Electrical control of the Kondo effect in a helical edge liquid

TL;DR

This paper explores how electric-field-induced Rashba spin-orbit interaction can control the Kondo effect in quantum spin Hall insulators, revealing new ways to manipulate edge state conductance and uncovering conditions that obstruct Kondo screening.

Contribution

It demonstrates electric control over the Kondo effect in helical edge states and uncovers how anisotropic interactions can prevent Kondo screening, challenging previous assumptions.

Findings

Rashba interaction modulates Kondo temperature and conductance corrections.

Strong anisotropy can obstruct Kondo screening due to non-collinear spin interactions.

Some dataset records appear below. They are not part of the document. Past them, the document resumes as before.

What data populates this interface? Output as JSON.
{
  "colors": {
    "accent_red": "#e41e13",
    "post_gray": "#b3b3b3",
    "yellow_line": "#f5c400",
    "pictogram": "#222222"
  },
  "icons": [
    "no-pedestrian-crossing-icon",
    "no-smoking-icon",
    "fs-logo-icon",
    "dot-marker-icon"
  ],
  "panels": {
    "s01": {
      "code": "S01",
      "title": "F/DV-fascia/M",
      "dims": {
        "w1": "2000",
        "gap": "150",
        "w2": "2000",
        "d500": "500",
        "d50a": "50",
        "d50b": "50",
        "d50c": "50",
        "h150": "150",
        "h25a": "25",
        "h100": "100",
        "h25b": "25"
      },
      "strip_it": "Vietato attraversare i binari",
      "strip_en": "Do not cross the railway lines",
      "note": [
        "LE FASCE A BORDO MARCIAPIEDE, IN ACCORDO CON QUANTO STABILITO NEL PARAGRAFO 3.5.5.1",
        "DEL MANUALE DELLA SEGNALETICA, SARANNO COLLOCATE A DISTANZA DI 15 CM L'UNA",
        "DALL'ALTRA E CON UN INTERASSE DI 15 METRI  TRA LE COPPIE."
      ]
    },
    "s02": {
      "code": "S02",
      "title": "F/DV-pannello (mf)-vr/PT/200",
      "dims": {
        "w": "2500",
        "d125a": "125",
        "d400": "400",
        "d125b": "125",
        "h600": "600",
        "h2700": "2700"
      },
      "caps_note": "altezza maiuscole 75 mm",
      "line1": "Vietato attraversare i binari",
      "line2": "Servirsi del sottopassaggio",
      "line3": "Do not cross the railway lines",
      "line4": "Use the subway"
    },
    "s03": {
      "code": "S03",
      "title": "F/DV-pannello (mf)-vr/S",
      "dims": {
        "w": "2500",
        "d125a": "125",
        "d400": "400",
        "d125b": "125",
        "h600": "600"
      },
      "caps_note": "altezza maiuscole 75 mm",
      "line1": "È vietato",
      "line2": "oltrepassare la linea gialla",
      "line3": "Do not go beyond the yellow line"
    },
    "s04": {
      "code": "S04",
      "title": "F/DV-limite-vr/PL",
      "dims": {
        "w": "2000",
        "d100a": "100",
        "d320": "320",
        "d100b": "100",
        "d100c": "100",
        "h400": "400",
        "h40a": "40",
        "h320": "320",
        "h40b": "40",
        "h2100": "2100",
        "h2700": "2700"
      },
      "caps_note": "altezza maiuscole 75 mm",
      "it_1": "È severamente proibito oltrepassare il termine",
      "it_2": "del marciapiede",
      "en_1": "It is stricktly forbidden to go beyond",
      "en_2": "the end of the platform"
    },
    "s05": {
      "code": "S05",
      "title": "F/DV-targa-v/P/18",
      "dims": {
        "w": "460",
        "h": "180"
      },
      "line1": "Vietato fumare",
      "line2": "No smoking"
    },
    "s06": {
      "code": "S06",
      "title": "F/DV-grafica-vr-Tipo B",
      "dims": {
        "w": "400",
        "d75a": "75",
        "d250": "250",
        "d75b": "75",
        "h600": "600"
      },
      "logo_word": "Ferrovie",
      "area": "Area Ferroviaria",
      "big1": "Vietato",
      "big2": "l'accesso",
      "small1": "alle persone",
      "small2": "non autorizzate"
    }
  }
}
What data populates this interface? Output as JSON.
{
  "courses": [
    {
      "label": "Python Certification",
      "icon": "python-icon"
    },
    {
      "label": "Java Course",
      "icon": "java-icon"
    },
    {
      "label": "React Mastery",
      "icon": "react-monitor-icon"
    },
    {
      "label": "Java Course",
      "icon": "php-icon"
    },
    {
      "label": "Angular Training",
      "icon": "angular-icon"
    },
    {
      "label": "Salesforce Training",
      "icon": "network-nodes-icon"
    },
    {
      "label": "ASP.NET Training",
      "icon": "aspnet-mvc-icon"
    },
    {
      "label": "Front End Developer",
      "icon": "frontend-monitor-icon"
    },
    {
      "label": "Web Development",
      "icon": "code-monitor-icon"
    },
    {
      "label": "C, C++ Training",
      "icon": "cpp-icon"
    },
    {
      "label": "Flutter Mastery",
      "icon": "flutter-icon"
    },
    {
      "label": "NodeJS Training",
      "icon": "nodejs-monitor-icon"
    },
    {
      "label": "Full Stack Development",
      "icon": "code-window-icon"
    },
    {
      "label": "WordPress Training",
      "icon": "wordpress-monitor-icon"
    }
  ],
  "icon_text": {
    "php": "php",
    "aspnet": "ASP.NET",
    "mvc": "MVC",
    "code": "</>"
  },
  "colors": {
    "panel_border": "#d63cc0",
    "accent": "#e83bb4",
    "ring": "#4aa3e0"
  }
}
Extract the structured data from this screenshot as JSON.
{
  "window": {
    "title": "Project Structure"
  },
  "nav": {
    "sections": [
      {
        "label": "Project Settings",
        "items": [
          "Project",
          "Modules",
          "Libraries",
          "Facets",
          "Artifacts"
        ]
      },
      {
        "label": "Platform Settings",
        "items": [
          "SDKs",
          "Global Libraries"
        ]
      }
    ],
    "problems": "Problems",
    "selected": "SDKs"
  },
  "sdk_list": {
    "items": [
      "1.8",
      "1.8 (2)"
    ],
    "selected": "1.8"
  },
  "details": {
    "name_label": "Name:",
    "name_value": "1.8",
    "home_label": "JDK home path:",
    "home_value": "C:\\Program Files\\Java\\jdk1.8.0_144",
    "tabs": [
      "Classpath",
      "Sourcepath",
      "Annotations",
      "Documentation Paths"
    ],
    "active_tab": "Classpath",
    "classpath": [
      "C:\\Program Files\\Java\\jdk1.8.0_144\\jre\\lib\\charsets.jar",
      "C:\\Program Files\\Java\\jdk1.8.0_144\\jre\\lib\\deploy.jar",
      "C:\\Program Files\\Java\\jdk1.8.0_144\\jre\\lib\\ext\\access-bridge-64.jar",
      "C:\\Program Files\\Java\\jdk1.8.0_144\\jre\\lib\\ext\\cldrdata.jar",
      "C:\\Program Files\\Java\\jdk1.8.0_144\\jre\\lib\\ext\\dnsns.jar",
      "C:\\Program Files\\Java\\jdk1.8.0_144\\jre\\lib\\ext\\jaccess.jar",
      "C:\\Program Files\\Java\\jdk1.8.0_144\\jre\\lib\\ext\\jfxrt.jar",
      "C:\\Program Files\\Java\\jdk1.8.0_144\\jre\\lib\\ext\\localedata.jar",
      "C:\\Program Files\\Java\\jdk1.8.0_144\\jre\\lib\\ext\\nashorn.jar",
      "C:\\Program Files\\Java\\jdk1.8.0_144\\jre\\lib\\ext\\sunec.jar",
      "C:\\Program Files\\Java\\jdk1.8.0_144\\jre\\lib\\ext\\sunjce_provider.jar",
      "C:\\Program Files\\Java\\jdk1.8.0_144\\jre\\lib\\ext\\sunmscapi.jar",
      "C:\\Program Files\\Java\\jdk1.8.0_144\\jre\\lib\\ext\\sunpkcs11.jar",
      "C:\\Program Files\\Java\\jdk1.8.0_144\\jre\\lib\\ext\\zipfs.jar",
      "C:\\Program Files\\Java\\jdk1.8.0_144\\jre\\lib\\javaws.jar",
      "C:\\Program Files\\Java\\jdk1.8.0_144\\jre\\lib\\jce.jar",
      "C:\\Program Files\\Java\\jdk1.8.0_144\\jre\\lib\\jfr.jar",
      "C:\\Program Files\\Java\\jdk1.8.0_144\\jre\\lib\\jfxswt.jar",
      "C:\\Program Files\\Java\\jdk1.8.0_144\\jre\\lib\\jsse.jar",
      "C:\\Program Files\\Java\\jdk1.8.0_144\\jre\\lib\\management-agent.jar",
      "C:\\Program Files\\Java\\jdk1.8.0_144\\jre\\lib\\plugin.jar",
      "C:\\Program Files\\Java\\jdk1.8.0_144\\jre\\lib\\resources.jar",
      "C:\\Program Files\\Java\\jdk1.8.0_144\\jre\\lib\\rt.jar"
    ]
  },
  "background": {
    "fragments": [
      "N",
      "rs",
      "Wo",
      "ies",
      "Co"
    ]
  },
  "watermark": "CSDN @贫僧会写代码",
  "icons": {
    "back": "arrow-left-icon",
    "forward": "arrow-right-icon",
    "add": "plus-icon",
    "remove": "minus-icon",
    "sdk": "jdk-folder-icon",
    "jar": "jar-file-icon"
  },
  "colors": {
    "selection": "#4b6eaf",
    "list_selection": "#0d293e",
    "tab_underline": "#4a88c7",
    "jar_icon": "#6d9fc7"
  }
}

Electric control offers a new way to manipulate topological edge states.

Abstract

Magnetic impurities affect the transport properties of the helical edge states of quantum spin Hall insulators by causing single-electron backscattering. We study such a system in the presence of a Rashba spin-orbit interaction induced by an external electric field, showing that this can be used to control the Kondo temperature, as well as the correction to the conductance due to the impurity. Surprisingly, for a strongly anisotropic electron-impurity spin exchange, Kondo screening may get obstructed by the presence of a non-collinear spin interaction mediated by the Rashba coupling. This challenges the expectation that the Kondo effect is stable against time-reversal invariant perturbations.